A Terrorist Uses Snake Venom to Kill Dozens
The year is 2029. A terrorist breeds black mambas and milks their venom and uses it as a deadly weapon. He loads it in horsefly looking robots which bite people during summer.
Before he loads the venom, he processes it, and it becomes 30 times more potent than usual. He sends an army of 205 horseflies during an unusually warm summer to exterminate and rake havoc.
The horsefly robots look like the indigenous insects, but they are quieter in fright with a painless sting. The horseflies are intelligent and can distinguish between friend and foe. They can stealthily enter into people's homes and deliver snake venom to unsuspecting family members.
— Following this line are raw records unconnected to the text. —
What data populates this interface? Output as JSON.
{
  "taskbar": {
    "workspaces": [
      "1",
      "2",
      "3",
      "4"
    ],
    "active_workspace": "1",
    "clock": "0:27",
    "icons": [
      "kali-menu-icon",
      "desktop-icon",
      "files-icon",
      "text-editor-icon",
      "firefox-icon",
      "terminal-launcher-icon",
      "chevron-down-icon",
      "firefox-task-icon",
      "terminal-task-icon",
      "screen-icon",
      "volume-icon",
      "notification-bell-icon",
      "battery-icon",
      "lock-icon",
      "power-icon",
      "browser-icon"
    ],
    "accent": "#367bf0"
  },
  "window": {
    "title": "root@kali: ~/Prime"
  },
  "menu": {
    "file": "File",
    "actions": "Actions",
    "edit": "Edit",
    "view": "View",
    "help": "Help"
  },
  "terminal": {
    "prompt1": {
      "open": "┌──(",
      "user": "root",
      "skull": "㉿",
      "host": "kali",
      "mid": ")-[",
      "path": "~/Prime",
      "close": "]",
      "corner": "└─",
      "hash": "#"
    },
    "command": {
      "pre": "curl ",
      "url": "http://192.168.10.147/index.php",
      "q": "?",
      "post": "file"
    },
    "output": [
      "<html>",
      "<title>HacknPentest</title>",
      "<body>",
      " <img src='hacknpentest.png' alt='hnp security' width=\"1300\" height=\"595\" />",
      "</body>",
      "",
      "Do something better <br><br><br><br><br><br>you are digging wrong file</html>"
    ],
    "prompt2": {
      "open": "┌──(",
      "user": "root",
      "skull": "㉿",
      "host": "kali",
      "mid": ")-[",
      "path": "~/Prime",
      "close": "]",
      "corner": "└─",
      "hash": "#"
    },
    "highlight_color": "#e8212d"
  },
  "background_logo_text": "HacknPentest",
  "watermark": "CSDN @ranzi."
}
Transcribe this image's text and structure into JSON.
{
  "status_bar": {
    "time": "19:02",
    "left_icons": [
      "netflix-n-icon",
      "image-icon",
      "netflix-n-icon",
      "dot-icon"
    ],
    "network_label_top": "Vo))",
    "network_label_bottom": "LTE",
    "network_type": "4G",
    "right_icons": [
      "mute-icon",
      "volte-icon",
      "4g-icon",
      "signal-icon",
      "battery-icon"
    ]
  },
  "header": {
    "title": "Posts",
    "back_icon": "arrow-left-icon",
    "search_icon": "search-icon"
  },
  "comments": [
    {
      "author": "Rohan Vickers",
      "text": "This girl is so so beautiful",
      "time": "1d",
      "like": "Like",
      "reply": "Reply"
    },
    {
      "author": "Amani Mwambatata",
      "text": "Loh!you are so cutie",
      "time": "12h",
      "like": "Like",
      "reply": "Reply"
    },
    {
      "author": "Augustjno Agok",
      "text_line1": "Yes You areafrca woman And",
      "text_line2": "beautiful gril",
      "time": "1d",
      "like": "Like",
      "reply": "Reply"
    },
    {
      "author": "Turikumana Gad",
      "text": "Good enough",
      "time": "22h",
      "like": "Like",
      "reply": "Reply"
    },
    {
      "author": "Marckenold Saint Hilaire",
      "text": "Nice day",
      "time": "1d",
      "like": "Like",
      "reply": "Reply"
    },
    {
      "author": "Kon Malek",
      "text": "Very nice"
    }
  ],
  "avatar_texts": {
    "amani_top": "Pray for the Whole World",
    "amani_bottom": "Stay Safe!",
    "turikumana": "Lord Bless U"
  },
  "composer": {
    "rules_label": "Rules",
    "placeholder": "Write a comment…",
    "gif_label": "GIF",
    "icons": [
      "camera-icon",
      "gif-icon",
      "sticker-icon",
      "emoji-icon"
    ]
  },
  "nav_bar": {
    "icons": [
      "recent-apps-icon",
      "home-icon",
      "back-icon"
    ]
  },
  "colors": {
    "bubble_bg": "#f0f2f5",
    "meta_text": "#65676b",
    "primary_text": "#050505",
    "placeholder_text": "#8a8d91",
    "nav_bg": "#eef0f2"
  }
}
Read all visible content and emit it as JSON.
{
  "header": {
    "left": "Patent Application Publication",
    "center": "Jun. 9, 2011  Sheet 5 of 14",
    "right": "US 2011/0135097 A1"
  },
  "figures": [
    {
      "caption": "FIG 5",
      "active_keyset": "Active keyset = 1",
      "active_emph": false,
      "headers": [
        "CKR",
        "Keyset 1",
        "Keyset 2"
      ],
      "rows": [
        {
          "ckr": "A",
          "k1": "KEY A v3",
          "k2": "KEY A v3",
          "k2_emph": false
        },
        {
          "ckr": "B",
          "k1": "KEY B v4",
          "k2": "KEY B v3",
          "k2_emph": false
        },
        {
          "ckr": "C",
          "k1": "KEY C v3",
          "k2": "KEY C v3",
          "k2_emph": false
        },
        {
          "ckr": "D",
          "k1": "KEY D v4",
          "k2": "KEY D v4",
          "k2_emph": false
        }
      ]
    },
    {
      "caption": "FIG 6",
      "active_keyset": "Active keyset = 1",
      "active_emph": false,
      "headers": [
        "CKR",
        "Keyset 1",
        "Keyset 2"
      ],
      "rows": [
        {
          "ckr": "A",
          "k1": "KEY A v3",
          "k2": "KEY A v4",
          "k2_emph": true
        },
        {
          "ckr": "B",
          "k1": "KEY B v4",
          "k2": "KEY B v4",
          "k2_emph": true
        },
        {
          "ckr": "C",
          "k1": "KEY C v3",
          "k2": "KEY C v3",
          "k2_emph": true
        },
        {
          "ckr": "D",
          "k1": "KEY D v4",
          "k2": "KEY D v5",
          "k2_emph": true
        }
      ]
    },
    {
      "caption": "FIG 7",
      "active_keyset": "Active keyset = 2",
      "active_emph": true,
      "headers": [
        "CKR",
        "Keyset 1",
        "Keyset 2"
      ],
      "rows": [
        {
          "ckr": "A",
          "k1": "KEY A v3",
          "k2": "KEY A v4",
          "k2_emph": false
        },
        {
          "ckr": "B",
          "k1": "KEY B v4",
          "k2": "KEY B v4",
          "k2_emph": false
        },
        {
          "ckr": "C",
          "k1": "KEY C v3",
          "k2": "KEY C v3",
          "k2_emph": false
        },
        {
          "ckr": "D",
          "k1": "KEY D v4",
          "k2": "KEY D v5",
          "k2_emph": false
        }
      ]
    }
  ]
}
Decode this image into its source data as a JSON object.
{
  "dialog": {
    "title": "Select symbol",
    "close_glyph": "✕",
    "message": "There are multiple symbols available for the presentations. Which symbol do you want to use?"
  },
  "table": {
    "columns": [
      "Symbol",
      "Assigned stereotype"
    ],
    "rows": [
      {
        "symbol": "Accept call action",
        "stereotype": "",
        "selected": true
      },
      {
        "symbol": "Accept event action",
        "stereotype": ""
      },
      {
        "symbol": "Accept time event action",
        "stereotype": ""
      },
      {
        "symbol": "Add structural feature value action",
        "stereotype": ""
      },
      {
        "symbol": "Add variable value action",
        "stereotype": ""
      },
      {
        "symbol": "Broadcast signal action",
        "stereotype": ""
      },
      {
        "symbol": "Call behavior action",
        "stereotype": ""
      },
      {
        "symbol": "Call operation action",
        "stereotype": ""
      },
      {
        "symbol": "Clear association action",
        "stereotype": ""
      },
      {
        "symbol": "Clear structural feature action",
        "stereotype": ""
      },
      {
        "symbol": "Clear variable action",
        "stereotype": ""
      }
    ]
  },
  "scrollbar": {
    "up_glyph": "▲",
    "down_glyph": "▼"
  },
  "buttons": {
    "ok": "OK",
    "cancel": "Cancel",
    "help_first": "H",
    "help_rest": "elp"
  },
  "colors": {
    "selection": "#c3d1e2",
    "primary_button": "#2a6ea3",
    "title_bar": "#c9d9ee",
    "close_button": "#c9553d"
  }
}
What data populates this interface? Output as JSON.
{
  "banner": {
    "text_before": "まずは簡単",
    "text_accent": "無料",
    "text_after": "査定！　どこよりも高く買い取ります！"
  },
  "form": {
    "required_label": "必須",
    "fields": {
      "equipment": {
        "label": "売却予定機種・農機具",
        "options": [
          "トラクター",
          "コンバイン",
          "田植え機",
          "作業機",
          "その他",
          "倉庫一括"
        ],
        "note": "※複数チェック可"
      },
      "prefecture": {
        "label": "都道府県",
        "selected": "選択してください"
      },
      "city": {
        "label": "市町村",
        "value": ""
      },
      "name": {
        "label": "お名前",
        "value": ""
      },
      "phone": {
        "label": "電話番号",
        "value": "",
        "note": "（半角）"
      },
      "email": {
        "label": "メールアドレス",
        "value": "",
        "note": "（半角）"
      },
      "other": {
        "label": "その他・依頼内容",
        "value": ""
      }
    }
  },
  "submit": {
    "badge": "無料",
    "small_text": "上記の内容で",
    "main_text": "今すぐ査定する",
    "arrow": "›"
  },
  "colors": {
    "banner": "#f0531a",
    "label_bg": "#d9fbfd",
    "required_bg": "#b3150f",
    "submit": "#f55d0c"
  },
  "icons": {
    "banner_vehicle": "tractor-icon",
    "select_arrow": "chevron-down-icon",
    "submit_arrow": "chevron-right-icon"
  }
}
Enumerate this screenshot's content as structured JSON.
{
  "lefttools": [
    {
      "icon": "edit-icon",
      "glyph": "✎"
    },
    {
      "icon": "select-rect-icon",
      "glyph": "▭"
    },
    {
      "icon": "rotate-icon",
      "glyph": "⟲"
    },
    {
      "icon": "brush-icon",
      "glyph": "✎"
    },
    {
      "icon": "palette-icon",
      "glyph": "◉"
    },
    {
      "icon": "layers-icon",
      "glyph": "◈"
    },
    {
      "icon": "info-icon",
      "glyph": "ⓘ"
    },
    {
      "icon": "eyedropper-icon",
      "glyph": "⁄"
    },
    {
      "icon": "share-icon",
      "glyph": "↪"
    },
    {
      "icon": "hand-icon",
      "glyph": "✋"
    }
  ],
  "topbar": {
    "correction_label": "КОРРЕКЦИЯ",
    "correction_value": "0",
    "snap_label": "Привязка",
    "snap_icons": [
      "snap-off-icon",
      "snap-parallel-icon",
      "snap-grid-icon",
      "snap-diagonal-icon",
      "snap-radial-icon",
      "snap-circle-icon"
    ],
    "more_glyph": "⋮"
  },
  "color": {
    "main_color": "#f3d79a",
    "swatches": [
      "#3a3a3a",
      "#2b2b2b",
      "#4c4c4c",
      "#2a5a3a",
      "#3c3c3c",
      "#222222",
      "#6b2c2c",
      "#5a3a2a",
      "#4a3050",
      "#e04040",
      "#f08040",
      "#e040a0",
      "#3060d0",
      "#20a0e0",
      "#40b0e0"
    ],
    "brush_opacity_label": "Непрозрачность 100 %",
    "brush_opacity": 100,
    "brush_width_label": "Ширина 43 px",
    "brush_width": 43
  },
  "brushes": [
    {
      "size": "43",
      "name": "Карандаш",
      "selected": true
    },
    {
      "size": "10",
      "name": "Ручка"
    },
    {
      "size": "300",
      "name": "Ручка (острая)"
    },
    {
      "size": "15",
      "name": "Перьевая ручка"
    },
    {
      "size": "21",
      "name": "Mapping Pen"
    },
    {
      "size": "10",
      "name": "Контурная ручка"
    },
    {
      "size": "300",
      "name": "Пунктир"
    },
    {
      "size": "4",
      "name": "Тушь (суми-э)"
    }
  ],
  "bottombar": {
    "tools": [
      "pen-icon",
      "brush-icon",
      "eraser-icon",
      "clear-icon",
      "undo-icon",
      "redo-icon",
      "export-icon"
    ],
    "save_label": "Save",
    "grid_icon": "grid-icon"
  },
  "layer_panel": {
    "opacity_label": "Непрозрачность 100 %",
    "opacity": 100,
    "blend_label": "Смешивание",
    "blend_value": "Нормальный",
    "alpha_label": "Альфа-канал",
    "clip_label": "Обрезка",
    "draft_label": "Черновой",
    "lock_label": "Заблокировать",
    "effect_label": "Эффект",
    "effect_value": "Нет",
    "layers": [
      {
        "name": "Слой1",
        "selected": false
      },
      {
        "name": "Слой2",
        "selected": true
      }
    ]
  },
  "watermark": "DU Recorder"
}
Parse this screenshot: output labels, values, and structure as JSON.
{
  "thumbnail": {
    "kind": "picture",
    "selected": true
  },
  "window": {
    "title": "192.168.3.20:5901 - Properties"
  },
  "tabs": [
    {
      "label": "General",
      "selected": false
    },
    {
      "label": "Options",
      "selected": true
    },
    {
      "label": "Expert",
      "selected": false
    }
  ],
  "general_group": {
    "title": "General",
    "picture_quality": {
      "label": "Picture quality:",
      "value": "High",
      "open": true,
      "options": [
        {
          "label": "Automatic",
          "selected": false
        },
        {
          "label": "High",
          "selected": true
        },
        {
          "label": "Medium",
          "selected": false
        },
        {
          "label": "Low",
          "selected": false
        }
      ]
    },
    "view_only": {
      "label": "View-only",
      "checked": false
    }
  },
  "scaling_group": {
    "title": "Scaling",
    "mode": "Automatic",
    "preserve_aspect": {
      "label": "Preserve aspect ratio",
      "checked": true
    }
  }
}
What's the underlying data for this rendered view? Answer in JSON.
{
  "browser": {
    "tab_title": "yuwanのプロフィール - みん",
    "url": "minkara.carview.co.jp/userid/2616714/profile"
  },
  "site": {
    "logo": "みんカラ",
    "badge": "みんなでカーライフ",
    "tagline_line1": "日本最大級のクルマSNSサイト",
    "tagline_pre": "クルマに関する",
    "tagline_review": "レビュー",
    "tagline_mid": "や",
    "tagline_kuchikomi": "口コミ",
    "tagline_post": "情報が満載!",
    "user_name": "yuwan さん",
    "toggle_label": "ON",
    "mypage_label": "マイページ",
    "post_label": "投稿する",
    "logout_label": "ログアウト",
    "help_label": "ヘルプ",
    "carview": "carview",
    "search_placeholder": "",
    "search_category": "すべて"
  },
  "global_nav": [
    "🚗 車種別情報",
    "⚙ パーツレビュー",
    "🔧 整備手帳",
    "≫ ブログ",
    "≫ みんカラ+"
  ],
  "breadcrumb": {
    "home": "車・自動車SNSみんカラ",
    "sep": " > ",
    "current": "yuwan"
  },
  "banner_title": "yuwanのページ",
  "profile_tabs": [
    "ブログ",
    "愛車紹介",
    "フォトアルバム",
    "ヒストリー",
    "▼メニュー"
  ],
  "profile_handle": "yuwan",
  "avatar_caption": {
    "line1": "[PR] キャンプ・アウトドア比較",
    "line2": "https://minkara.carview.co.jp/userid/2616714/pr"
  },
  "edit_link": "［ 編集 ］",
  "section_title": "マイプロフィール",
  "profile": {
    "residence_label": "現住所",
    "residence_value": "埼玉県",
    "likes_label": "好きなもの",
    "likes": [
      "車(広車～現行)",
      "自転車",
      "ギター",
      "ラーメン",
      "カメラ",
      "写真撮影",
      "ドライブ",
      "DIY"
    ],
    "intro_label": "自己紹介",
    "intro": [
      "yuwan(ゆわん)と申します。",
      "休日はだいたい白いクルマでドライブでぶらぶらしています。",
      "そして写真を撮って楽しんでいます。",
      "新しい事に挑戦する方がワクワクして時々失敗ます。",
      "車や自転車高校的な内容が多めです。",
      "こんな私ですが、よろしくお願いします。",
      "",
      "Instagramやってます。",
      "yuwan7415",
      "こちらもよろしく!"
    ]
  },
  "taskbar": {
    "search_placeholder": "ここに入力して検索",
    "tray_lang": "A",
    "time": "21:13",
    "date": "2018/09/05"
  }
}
They wait when people are asleep and deliver their deadly sting, killing people in their sleep. In one boarding school, ten robots kill fifty children in one night. They then invade a hospital and kill countless patients and doctors.
They hide during the day under beds, chairs, and desks and repeat their mission at night fall until they have emptied their toxic load. They fly back to the terrorist to recharge and refill and proceed to another hospital or school.
Tests show that people are dying of snake venom, but there are no snakes. Another perplexing phenomenon is the speed at which people die. Snake venom can kill a person within 12-48 hours depending on the amount of poison injected. However, with the robots, people die within a few hours of being bitten.
A deadly fear descends and spreads over all people. The doctors suspect a virus or a new disease that they don't understand. During the confusion, a doctor picks up a horsefly that has fallen on the floor after its battery malfunctions.
On examination, he concludes that it is not a normal horsefly, but a robot. When he tests the contents, it is snake venom in a refrigerated chamber. He alerts the authorities and investigations trace the horsefly robots to a terrorist network.
Police arrests the terrorists. The death toll from the attack is 61. The authorities declare three days of mourning for the dead. The local mayor warns about “the dangers of unregulated advances in artificial intelligence.”